Ira dan Jaka adalah pasangan yang selalu terlihat harmonis. Namun, satu malam, perdebatan kecil berubah menjadi ribut besar. Emosi meledak, dan Ira, dalam kemarahan, memutuskan untuk pergi. Dia melangkah keluar rumah, naik bis dengan harapan menjauh dari segala yang menyakitkan.
Di dalam bis, ia merasa lelah.
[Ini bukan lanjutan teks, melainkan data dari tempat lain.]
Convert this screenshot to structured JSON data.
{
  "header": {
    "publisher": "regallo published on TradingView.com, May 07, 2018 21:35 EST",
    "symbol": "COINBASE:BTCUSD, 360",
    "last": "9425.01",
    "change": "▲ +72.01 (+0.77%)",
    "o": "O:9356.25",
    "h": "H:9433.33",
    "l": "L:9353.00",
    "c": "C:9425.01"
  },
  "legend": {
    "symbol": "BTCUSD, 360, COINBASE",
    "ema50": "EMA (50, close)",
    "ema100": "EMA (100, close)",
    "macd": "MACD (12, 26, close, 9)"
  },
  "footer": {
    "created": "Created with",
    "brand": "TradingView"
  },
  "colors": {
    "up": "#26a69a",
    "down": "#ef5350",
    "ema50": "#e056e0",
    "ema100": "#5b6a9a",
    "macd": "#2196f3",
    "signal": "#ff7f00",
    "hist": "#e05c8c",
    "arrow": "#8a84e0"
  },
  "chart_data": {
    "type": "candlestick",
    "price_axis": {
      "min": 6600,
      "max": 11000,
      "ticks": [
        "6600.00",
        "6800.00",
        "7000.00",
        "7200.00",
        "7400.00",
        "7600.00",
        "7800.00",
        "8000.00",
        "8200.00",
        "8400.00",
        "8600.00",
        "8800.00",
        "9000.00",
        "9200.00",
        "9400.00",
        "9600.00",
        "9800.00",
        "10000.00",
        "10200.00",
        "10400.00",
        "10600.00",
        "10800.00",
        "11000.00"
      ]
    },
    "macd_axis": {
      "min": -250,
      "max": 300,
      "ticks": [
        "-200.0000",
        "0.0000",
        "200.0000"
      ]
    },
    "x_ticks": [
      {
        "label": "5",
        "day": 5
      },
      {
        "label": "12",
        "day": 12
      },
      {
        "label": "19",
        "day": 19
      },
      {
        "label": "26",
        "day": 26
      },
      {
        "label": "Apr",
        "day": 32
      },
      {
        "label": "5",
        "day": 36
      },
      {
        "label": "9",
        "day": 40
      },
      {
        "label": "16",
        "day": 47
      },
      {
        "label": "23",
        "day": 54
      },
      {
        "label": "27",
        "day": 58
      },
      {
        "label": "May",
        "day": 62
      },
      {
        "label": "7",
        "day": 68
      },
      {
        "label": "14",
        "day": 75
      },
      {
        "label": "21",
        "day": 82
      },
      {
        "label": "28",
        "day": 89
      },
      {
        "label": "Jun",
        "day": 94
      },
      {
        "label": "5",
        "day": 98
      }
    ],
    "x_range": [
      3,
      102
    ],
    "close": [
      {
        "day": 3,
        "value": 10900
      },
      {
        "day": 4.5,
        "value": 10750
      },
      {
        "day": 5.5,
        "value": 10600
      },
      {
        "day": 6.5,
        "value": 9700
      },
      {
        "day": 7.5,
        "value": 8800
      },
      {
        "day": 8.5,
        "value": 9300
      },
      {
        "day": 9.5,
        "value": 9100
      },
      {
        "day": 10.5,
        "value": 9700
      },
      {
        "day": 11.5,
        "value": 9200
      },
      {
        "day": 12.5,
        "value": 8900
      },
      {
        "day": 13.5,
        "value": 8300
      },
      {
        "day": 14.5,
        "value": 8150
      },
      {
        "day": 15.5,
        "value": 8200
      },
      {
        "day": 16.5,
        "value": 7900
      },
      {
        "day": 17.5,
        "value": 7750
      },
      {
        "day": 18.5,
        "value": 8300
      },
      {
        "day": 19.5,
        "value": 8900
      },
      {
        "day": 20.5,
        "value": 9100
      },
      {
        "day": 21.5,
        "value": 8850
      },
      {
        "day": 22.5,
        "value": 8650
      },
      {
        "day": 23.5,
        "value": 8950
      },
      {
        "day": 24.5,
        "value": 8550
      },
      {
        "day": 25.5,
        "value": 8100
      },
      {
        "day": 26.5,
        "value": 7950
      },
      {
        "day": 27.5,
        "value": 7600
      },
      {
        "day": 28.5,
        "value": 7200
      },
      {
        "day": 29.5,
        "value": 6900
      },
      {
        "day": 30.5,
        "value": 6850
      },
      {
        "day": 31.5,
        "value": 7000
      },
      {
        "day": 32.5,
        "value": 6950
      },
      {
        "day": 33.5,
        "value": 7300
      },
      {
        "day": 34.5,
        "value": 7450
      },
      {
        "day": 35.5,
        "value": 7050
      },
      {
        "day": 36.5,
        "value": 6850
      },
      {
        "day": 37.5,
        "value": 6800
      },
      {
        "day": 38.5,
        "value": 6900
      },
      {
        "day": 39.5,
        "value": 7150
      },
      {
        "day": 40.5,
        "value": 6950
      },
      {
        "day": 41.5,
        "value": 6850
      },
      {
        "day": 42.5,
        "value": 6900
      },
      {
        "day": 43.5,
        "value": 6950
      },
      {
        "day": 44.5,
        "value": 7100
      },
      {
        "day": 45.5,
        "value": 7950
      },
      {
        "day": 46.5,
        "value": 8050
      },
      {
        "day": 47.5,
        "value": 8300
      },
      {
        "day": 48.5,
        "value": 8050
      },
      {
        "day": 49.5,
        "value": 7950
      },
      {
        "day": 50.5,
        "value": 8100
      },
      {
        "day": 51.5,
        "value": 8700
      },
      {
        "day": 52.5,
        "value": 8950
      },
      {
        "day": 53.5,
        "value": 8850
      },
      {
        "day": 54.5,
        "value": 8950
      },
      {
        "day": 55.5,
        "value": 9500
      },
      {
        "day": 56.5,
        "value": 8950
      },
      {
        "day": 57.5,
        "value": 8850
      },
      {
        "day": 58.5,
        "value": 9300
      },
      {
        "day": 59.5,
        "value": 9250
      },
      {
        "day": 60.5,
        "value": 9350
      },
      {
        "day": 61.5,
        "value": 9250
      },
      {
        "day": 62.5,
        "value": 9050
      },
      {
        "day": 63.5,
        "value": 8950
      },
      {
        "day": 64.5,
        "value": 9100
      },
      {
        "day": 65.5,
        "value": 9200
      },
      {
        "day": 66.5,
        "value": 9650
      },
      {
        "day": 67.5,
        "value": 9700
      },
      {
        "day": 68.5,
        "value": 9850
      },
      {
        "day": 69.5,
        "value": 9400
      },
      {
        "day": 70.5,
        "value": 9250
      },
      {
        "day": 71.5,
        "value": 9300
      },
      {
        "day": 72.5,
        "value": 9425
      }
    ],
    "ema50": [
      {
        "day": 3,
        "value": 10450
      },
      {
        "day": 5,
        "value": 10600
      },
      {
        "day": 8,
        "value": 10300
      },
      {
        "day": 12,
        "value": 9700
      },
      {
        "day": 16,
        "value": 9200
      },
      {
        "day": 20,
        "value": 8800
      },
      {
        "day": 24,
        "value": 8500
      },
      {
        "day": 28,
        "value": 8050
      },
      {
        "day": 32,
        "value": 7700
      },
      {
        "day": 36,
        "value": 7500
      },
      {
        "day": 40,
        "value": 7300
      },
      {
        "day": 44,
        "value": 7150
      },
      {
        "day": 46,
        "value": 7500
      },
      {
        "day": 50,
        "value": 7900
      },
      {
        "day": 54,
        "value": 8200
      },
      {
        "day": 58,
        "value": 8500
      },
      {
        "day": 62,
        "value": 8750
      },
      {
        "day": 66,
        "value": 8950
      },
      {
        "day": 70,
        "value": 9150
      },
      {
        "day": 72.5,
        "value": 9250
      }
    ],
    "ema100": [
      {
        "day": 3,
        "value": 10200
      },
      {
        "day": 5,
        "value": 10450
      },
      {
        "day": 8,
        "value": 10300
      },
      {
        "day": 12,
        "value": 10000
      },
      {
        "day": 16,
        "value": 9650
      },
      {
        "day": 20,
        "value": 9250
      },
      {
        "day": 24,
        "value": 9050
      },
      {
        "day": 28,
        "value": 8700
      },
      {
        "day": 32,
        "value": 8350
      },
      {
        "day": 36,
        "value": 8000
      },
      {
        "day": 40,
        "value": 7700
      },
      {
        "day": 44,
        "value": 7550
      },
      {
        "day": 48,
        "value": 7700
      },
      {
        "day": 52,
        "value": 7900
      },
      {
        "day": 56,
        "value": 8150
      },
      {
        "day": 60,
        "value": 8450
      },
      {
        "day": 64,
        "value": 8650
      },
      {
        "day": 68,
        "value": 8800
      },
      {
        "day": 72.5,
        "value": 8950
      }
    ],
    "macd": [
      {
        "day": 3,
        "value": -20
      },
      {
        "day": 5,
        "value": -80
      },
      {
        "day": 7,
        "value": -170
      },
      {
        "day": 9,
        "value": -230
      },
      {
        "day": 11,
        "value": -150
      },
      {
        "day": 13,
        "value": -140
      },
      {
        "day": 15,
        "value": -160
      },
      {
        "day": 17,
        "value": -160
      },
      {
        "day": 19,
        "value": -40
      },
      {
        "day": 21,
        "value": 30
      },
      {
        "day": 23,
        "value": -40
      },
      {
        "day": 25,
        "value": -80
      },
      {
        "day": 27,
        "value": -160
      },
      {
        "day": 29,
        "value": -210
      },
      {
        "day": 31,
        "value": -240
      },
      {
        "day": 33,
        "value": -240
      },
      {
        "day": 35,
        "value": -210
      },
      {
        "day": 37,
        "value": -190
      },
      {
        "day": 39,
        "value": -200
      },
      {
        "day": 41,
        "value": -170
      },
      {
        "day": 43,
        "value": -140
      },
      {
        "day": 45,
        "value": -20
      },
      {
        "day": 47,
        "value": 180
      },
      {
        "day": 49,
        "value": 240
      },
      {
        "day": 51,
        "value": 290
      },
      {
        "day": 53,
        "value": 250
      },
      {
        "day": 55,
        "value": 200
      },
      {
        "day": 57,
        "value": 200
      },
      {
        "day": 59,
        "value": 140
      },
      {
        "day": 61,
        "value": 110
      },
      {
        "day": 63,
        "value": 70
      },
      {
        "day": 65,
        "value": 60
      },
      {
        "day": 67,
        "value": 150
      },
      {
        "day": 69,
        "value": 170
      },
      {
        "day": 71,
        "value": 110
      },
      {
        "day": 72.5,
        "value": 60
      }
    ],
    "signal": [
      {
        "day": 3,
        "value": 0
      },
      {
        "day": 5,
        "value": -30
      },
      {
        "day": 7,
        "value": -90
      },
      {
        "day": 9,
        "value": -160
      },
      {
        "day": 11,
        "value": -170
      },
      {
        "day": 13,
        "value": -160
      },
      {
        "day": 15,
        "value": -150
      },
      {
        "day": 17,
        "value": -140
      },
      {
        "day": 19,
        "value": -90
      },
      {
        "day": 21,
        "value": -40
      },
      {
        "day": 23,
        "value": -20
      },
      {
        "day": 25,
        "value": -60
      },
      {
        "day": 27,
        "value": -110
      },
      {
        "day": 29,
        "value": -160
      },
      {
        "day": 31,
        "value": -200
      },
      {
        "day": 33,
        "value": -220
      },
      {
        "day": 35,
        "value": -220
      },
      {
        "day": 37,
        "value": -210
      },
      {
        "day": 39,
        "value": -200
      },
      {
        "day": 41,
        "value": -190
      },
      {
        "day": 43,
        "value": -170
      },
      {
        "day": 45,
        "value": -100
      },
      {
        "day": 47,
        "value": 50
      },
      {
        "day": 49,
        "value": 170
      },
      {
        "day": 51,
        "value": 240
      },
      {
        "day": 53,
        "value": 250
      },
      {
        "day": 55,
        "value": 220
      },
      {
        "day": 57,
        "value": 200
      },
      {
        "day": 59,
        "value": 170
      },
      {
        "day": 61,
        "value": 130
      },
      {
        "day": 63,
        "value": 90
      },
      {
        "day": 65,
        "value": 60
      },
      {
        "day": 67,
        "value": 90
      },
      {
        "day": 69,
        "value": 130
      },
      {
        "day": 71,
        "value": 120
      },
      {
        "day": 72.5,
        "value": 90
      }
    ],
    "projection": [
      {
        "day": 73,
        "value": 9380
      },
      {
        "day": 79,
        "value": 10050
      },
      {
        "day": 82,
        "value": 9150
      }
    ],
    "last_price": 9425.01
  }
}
Air mata mengalir di pipinya, membasahi wajahnya yang penuh kesedihan. Tak lama, rasa lelah menyelimutinya, dan ia pun tertidur.
Saat Ira terbangun, segalanya tampak berbeda. Di luar, pemandangan berkilauan dengan cahaya lembut yang tak biasa. Pepohonan tampak lebih hijau, dan bunga-bunga mekar dengan warna-warna cerah yang tak pernah ia lihat sebelumnya. Namun, suasana di dalam bis itu terasa aneh. Para penumpang duduk diam, seperti terikat dalam keheningan yang misterius.
Di ujung bangku, sepasang kakek nenek duduk bersebelahan. Mereka tersenyum ramah, seolah tahu isi hati Ira yang sedang terluka. Dengan ragu, Ira mendekati mereka.
"Kenapa kalian tersenyum?" tanya Ira, suaranya bergetar.
"Kami hanya ingin membagikan sedikit kebahagiaan," kata kakek. "Setiap orang memiliki jalan masing-masing. Namun, ingatlah, kebahagiaan itu bisa ditemukan bahkan di tengah kesedihan."
Ira mengangguk, merasakan kehangatan dari kata-kata mereka. "Tapi, saya merasa sudah melakukan kesalahan besar. Saya pergi dari rumah, dari suami saya..."
Nenek mengulurkan tangan, menggenggam erat tangan Ira. "Setiap hubungan pasti ada pasang surutnya. Terkadang, kita perlu menjauh sejenak untuk memahami apa yang sebenarnya kita inginkan."
Mereka berbincang panjang, Ira menceritakan keraguannya, ketakutannya, dan semua yang membuatnya pergi. Kakek nenek itu mendengarkan dengan penuh perhatian, memberi nasihat yang membuat hati Ira tenang. Dia merasakan semacam kedamaian yang belum pernah ia rasakan sebelumnya.
Setelah beberapa saat, bis berhenti. Kakek nenek dan penumpang lainnya berdiri untuk turun. "Ingat, nak," kakek berkata sambil tersenyum, "cinta butuh usaha. Jangan biarkan jarak membuatmu semakin jauh."